He might not be an oil painting, but his career has left a trail of under-appreciated, under-rated gems, from Celt punks Doll By Doll, through a vicious street attack that nearly left him unable to speak, to heroin addiction, to a solo career that has been ludicrously prolific even without the many additional fan club-only releases.
There are no surprises on Lovers At The Gun Club, Leven’s 14th official solo studio release, but when you’ve got a following as loyal as his, there’s no reason for any. He’s found his formula and what he does (dark, gravely, dirty folk) he does very, very well.
Recorded in Snowdonia rather than his native Scotland, this would be a fabulous album to listen to in the wilderness of any country. Vocals on the title track are sung by his ‘absinthe-drinking pal’ Johnny O’Dowd, who also helps out on Dent In The Fender And The Wheel Of Fate; Leven describes the opening song as’a psychosexual voodoo redneck tale’ – a description that would carry well over the whole album.

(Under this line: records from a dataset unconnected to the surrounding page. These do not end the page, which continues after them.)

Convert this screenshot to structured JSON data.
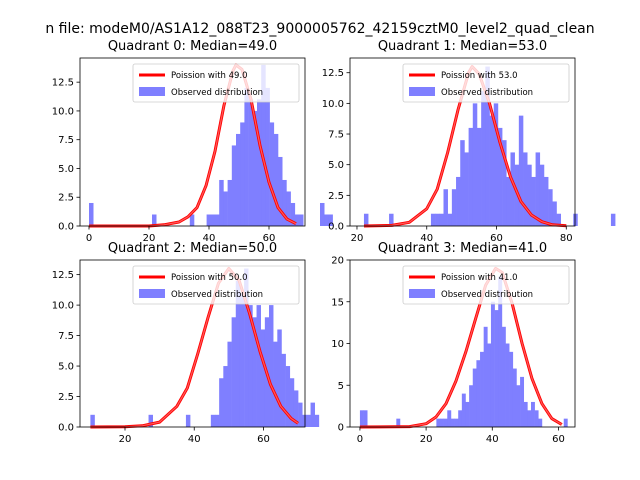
{
  "figure": {
    "suptitle": "n file: modeM0/AS1A12_088T23_9000005762_42159cztM0_level2_quad_clean"
  },
  "colors": {
    "poisson": "#ff0000",
    "observed": "#7f7fff"
  },
  "chart_data": [
    {
      "type": "bar",
      "title": "Quadrant 0: Median=49.0",
      "legend_position": "upper-right",
      "legend": [
        "Poission with 49.0",
        "Observed distribution"
      ],
      "xlim": [
        -3,
        72
      ],
      "ylim": [
        0,
        14.6
      ],
      "xticks": [
        0,
        20,
        40,
        60
      ],
      "yticks": [
        "0.0",
        "2.5",
        "5.0",
        "7.5",
        "10.0",
        "12.5"
      ],
      "hist_x0": 0,
      "hist_bin": 1.4,
      "hist_counts": [
        2,
        0,
        0,
        0,
        0,
        0,
        0,
        0,
        0,
        0,
        0,
        0,
        0,
        0,
        0,
        1,
        0,
        0,
        0,
        0,
        0,
        0,
        0,
        0,
        1,
        0,
        0,
        0,
        1,
        1,
        1,
        4,
        3,
        4,
        7,
        8,
        9,
        12,
        11,
        10,
        11,
        14,
        12,
        9,
        8,
        6,
        4,
        3,
        2,
        1,
        1,
        0,
        0,
        0,
        0,
        2,
        1,
        1
      ],
      "poisson_lambda": 49.0,
      "poisson_peak": 14.0,
      "poisson_points": [
        [
          0,
          0
        ],
        [
          10,
          0
        ],
        [
          20,
          0
        ],
        [
          25,
          0.1
        ],
        [
          30,
          0.35
        ],
        [
          33,
          0.8
        ],
        [
          36,
          1.6
        ],
        [
          39,
          3.5
        ],
        [
          42,
          6.5
        ],
        [
          45,
          10.5
        ],
        [
          48,
          13.5
        ],
        [
          49,
          14.0
        ],
        [
          51,
          13.6
        ],
        [
          54,
          11
        ],
        [
          57,
          7
        ],
        [
          60,
          3.8
        ],
        [
          63,
          1.6
        ],
        [
          66,
          0.6
        ],
        [
          69,
          0.2
        ]
      ]
    },
    {
      "type": "bar",
      "title": "Quadrant 1: Median=53.0",
      "legend_position": "upper-right",
      "legend": [
        "Poission with 53.0",
        "Observed distribution"
      ],
      "xlim": [
        18,
        82.5
      ],
      "ylim": [
        0,
        13.7
      ],
      "xticks": [
        20,
        40,
        60,
        80
      ],
      "yticks": [
        "0.0",
        "2.5",
        "5.0",
        "7.5",
        "10.0",
        "12.5"
      ],
      "hist_x0": 22,
      "hist_bin": 1.2,
      "hist_counts": [
        1,
        0,
        0,
        0,
        0,
        0,
        1,
        0,
        0,
        0,
        0,
        0,
        0,
        0,
        0,
        0,
        1,
        1,
        1,
        3,
        1,
        3,
        4,
        7,
        6,
        8,
        10,
        8,
        11,
        13,
        9,
        10,
        8,
        7,
        4,
        6,
        5,
        9,
        6,
        5,
        4,
        6,
        5,
        4,
        3,
        2,
        1,
        0,
        0,
        0,
        1,
        0,
        0,
        0,
        0,
        0,
        0,
        0,
        0,
        1
      ],
      "poisson_lambda": 53.0,
      "poisson_peak": 13.0,
      "poisson_points": [
        [
          22,
          0
        ],
        [
          30,
          0.05
        ],
        [
          35,
          0.3
        ],
        [
          40,
          1.4
        ],
        [
          43,
          3
        ],
        [
          46,
          6
        ],
        [
          49,
          9.5
        ],
        [
          52,
          12.5
        ],
        [
          53,
          13
        ],
        [
          55,
          12.4
        ],
        [
          58,
          10
        ],
        [
          61,
          6.8
        ],
        [
          64,
          4
        ],
        [
          67,
          2
        ],
        [
          70,
          0.9
        ],
        [
          73,
          0.35
        ],
        [
          76,
          0.1
        ],
        [
          80,
          0.02
        ]
      ]
    },
    {
      "type": "bar",
      "title": "Quadrant 2: Median=50.0",
      "legend_position": "upper-right",
      "legend": [
        "Poission with 50.0",
        "Observed distribution"
      ],
      "xlim": [
        7,
        72
      ],
      "ylim": [
        0,
        13.7
      ],
      "xticks": [
        20,
        40,
        60
      ],
      "yticks": [
        "0.0",
        "2.5",
        "5.0",
        "7.5",
        "10.0",
        "12.5"
      ],
      "hist_x0": 10,
      "hist_bin": 1.2,
      "hist_counts": [
        1,
        0,
        0,
        0,
        0,
        0,
        0,
        0,
        0,
        0,
        0,
        0,
        0,
        0,
        1,
        0,
        0,
        0,
        0,
        0,
        0,
        0,
        0,
        1,
        0,
        0,
        0,
        0,
        0,
        1,
        1,
        4,
        5,
        7,
        9,
        12,
        11,
        13,
        10,
        9,
        10,
        8,
        9,
        10,
        7,
        8,
        6,
        5,
        4,
        3,
        2,
        1,
        1,
        2,
        1
      ],
      "poisson_lambda": 50.0,
      "poisson_peak": 13.0,
      "poisson_points": [
        [
          10,
          0
        ],
        [
          20,
          0.02
        ],
        [
          25,
          0.1
        ],
        [
          30,
          0.4
        ],
        [
          35,
          1.7
        ],
        [
          38,
          3.2
        ],
        [
          41,
          6
        ],
        [
          44,
          9
        ],
        [
          47,
          11.8
        ],
        [
          50,
          13
        ],
        [
          53,
          12
        ],
        [
          56,
          9.3
        ],
        [
          59,
          6.2
        ],
        [
          62,
          3.5
        ],
        [
          65,
          1.7
        ],
        [
          68,
          0.7
        ],
        [
          70,
          0.3
        ]
      ]
    },
    {
      "type": "bar",
      "title": "Quadrant 3: Median=41.0",
      "legend_position": "upper-right",
      "legend": [
        "Poission with 41.0",
        "Observed distribution"
      ],
      "xlim": [
        -3,
        65
      ],
      "ylim": [
        0,
        20
      ],
      "xticks": [
        0,
        20,
        40,
        60
      ],
      "yticks": [
        "0",
        "5",
        "10",
        "15",
        "20"
      ],
      "hist_x0": 0,
      "hist_bin": 1.1,
      "hist_counts": [
        2,
        2,
        0,
        0,
        0,
        0,
        0,
        0,
        0,
        0,
        1,
        0,
        0,
        0,
        0,
        0,
        0,
        0,
        0,
        0,
        0,
        1,
        1,
        1,
        2,
        1,
        1,
        2,
        4,
        3,
        5,
        7,
        8,
        9,
        12,
        10,
        15,
        14,
        18,
        12,
        10,
        9,
        7,
        5,
        6,
        3,
        2,
        3,
        2,
        1,
        0,
        0,
        0,
        0,
        0,
        0,
        1
      ],
      "poisson_lambda": 41.0,
      "poisson_peak": 19.0,
      "poisson_points": [
        [
          0,
          0
        ],
        [
          15,
          0.05
        ],
        [
          20,
          0.4
        ],
        [
          23,
          1.2
        ],
        [
          26,
          2.8
        ],
        [
          29,
          5.5
        ],
        [
          32,
          9
        ],
        [
          35,
          13
        ],
        [
          38,
          17
        ],
        [
          41,
          19
        ],
        [
          43,
          18.5
        ],
        [
          46,
          14.8
        ],
        [
          49,
          10
        ],
        [
          52,
          5.8
        ],
        [
          55,
          2.8
        ],
        [
          58,
          1
        ],
        [
          61,
          0.3
        ]
      ]
    }
  ]
}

What follows is truly beautiful collection of songs, with Dent In The Fender… sparkling even brighter than normal amid the rough diamonds. Languid and dark, suffused with midnight weariness but impossible to ignore, it’s the type of music that might fool you into thinking it can be put on in the background but, once it’s there, will grab your attention and refuse to let go.

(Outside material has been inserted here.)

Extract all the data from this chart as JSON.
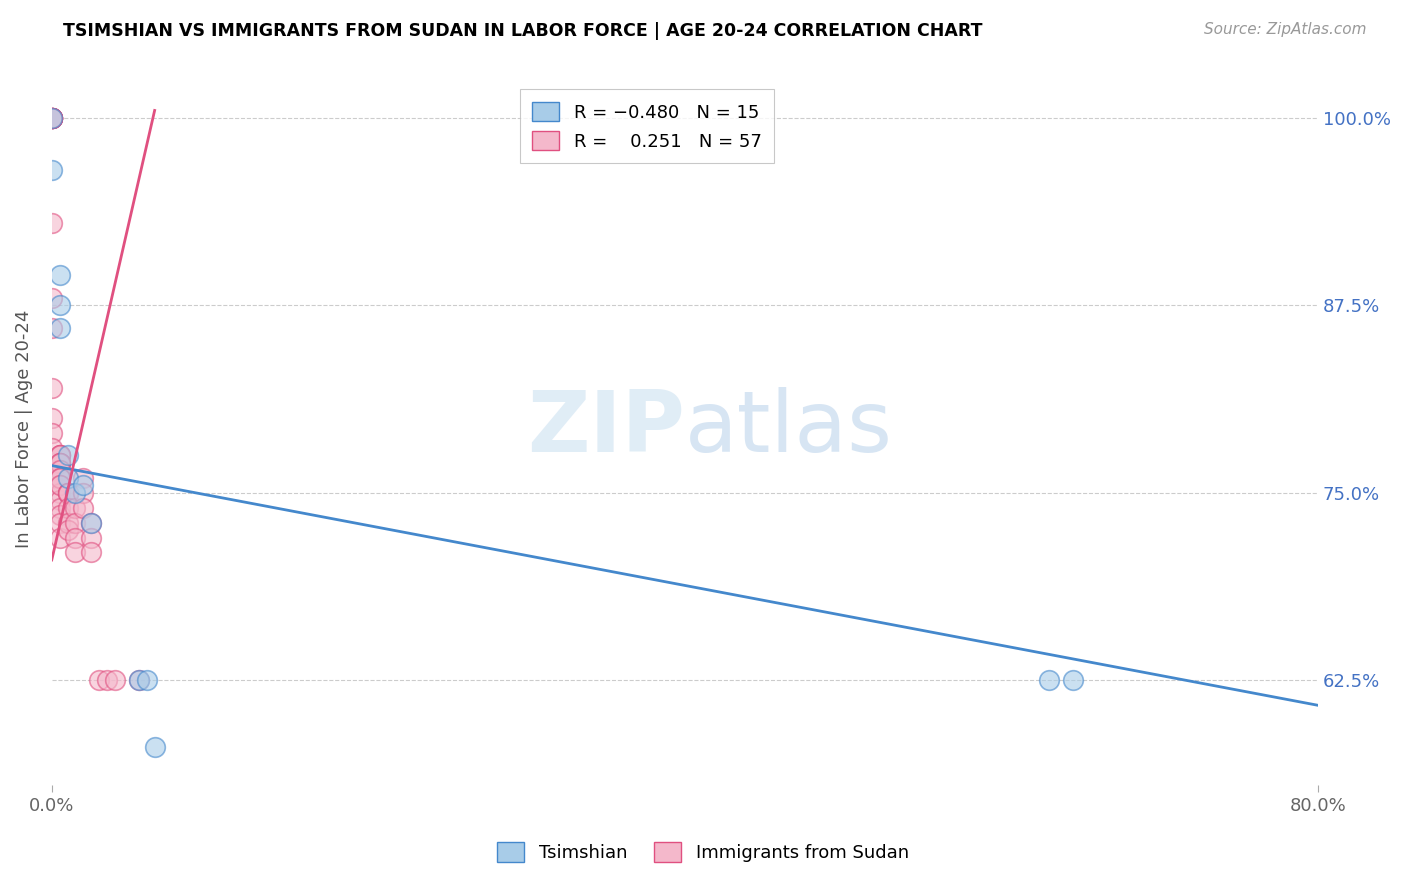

Tracks such as My Old Home should be all you need in life, if you’ve got any soul at all, while the delicate fragility of Woman In A Car defies anyone not to fall in love with it.
Long since freed from the need to make music for anyone other than himself and the loyal band of followers who want exactly what he’s peddling, Leven is free to indulge himself in such personal projects as To Whom It May Concern, a setting to music of the words of the late American beat poet Kenneth Patchen. He then hands the final track of the album over to another friend, David Childers, as a sampler of Childers’ own album, Called Or Not Called, The Gods Are Present.
All in all, the themes of Lovers At The Gun Club seem overtly American at times, swimming with US folk influences from the style of the music to the themes of the songs, despite references to such unmistakeable Britishness as Somerfield carrier bags and Sunderland fans. This enhances rather than diminishes it, though, enabling Lovers At The Gun Club to be held up and measured against the hardest, roughest-edged folk blues and heartfelt alt.folk you can name. Don’t worry: it more than holds its own.